Cuando amplias capas de la sociedad que asumen que pertenecen a la clase media no pueden cumplir los requisitos económicos que la definen, la resultante política es siempre un salto autoritario al vacío. No es una casualidad que el discurso neoliberal del desmantelamiento del Estado arraigue en especial en este segmento. La promesa de menos impuestos a costa de una reducción de gastos sociales corrientes es posible que seduzca a la pequeña burguesía más estable. Pero para contentar a legión de los que fracasaron en el intento, a los que a duras penas mantienen un negocio o a los que no quieren admitir que viven la misma precariedad que un obrero al uso, la víctima propiciatoria no puede ser otra que la política. El desguace de la ya capona democracia formal que padecemos hasta que termine desapareciendo en las tinieblas de un revivalismo neofeudal. Además de los marxistas, hay otros teóricos que nos ponen sobre aviso. El propio Amando de Miguel alertaba contra el peligro que suponían unas clases medias infladas: es su exceso y prepotencia lo que ha dado lugar a fenómenos como el caciquismo y el militarismo, de cuya mezcla resultó el franquismo (“El franquismo sociológico: el apoyo de las clases medias” en Historia del Franquismo, Tomo I. Diario 16. 1986.) Pueden sacrificar las libertades públicas y vivir sin democracia, pero no sin una perspectiva imaginaria de beneficio, siempre que existan ilotas a los que culpar de que sus sueños no se cumplan. Y como sus visos de enriquecimiento son improbables, el descontento está servido. Un descontento que, la historia nos lo enseña, ha sido empleado más de una vez como excusa para debilitar o erradicar los derechos de la ciudadanía en general.

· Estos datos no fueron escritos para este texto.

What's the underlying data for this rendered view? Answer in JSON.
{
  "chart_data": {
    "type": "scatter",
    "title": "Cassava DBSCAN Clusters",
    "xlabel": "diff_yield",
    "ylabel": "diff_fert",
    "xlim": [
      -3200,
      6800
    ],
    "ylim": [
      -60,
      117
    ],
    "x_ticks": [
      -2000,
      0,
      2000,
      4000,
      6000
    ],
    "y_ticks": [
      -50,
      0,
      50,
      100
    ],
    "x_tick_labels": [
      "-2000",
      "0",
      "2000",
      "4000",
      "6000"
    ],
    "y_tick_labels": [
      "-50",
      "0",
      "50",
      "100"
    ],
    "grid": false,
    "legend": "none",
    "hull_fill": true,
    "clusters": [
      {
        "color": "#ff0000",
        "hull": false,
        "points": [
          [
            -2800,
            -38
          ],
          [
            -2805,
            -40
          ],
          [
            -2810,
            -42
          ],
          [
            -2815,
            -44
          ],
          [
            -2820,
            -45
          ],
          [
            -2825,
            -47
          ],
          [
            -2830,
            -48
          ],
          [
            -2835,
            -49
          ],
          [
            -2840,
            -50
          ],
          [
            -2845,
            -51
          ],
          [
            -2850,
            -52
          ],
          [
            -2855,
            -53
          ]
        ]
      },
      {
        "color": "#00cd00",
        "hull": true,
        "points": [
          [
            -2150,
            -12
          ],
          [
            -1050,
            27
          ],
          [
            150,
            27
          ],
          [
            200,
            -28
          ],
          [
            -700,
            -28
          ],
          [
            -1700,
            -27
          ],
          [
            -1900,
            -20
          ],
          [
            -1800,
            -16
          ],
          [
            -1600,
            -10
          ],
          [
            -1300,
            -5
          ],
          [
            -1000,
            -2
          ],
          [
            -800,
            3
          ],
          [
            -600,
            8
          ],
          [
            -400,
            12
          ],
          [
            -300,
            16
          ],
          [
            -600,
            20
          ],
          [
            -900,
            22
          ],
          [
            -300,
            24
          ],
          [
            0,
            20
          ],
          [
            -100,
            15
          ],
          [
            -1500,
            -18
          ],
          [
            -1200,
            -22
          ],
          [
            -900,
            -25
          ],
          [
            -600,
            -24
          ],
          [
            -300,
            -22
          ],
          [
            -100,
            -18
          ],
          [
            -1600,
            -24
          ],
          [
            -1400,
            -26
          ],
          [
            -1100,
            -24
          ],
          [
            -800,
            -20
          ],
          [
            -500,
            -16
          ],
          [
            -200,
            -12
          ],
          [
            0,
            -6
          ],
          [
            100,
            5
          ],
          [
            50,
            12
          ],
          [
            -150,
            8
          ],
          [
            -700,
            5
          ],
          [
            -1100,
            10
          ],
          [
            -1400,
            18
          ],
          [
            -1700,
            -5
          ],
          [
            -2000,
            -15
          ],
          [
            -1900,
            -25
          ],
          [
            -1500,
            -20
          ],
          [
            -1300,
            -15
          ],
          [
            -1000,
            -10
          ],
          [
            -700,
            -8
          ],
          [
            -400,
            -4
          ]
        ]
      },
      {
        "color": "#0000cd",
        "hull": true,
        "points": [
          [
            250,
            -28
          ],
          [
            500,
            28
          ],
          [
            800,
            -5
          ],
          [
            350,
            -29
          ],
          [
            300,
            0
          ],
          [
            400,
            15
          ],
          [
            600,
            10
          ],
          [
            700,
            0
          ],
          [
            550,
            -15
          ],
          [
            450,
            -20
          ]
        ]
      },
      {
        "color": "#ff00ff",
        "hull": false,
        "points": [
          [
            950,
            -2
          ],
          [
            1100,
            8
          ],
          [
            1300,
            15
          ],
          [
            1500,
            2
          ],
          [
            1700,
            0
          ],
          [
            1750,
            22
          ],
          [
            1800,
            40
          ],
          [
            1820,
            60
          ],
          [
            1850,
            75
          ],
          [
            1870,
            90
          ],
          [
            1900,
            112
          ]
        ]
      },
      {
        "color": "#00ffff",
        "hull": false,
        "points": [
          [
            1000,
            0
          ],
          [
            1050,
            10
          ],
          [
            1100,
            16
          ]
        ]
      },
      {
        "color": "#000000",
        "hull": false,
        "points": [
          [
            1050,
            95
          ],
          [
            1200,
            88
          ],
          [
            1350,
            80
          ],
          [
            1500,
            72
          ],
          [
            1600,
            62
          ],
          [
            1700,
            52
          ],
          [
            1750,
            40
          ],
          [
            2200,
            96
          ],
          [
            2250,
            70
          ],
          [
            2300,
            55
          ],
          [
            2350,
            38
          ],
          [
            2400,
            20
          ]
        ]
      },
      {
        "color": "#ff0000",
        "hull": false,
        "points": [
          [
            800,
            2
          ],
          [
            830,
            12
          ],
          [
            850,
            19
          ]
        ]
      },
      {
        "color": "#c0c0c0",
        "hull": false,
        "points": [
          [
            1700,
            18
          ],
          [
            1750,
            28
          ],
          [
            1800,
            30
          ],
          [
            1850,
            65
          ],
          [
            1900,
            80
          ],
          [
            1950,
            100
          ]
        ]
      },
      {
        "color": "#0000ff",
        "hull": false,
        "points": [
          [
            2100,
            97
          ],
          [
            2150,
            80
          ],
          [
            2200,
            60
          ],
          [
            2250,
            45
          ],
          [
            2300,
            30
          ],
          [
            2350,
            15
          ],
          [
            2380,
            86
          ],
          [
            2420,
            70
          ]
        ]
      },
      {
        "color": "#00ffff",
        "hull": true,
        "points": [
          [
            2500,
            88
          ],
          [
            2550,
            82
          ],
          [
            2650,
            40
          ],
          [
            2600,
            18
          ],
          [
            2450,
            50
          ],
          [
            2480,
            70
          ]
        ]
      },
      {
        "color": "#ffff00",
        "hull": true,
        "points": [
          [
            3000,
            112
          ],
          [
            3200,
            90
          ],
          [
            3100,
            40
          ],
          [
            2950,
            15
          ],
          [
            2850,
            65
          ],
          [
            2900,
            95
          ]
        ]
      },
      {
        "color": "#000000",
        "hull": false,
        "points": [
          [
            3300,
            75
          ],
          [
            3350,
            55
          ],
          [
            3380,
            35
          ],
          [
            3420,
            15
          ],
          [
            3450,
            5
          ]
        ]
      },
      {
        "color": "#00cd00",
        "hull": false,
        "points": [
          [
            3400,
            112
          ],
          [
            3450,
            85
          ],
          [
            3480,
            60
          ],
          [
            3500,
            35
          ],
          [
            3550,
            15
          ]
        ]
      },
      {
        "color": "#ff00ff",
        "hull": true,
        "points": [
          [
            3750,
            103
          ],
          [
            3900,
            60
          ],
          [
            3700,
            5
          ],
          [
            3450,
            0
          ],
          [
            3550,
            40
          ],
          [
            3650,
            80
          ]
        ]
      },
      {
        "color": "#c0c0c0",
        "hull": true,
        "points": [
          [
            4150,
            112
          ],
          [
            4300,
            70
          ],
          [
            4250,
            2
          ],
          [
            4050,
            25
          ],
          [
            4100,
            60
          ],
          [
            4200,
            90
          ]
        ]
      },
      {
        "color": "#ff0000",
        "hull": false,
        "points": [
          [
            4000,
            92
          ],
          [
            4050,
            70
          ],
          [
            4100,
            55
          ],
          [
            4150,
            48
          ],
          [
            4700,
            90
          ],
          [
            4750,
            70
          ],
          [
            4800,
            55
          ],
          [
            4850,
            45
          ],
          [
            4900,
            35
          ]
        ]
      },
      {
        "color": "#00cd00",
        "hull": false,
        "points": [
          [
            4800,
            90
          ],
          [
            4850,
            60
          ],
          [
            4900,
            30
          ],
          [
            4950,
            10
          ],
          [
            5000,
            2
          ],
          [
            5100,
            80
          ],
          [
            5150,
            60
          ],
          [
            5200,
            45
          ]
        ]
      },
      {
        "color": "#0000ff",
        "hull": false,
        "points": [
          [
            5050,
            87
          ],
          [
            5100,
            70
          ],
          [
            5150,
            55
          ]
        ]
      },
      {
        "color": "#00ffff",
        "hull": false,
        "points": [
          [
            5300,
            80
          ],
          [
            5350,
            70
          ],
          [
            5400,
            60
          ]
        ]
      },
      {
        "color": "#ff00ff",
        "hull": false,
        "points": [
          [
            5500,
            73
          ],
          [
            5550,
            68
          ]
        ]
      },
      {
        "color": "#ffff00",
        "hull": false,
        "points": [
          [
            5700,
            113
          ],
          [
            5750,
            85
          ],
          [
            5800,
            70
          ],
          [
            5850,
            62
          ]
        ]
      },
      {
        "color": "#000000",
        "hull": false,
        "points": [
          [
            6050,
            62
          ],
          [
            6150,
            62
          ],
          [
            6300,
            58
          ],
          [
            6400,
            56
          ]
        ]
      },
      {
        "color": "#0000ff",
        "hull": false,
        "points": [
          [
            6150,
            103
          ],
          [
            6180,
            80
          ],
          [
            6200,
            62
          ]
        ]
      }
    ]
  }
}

Los chivatos de balcón, los que andan apercibiendo a sus convecinos que trabajan en hospitales o supermercados para que busquen otra vivienda mientras dura la pandemia o quienes vituperan como vagos a los menesterosos son el síntoma de una barbarie presente en la que apenas si se repara porque quizás la esperábamos de otra manera. La vida de los otros, película de 2006 dirigida por Florian Henckel, relata un drama sobre el oscuro fondo del sistema de control de la población arbitrado por la Stasi en la República Democrática Alemana. Del visionado del filme salimos con la amarga sensación de que un Estado cualquiera puede llegar a instituir una tupida y ubicua red de informantes. Catorce años más tarde, justo los mismos que hay entre la fecha de la caída del Muro de Berlín y la película, contemplamos con asombro que no se requiere un servicio secreto del bloque del Este ni un “big brother” tecnológico para tender una red semejante, que la vida de nosotros, cuando paseamos, cuando reivindicamos nuestros derechos o cuando percibimos algún subsidio, puede estar siendo fiscalizada gratuitamente por una legión de perros del hortelano de lo más banal. Esperemos que no encuentren dueño.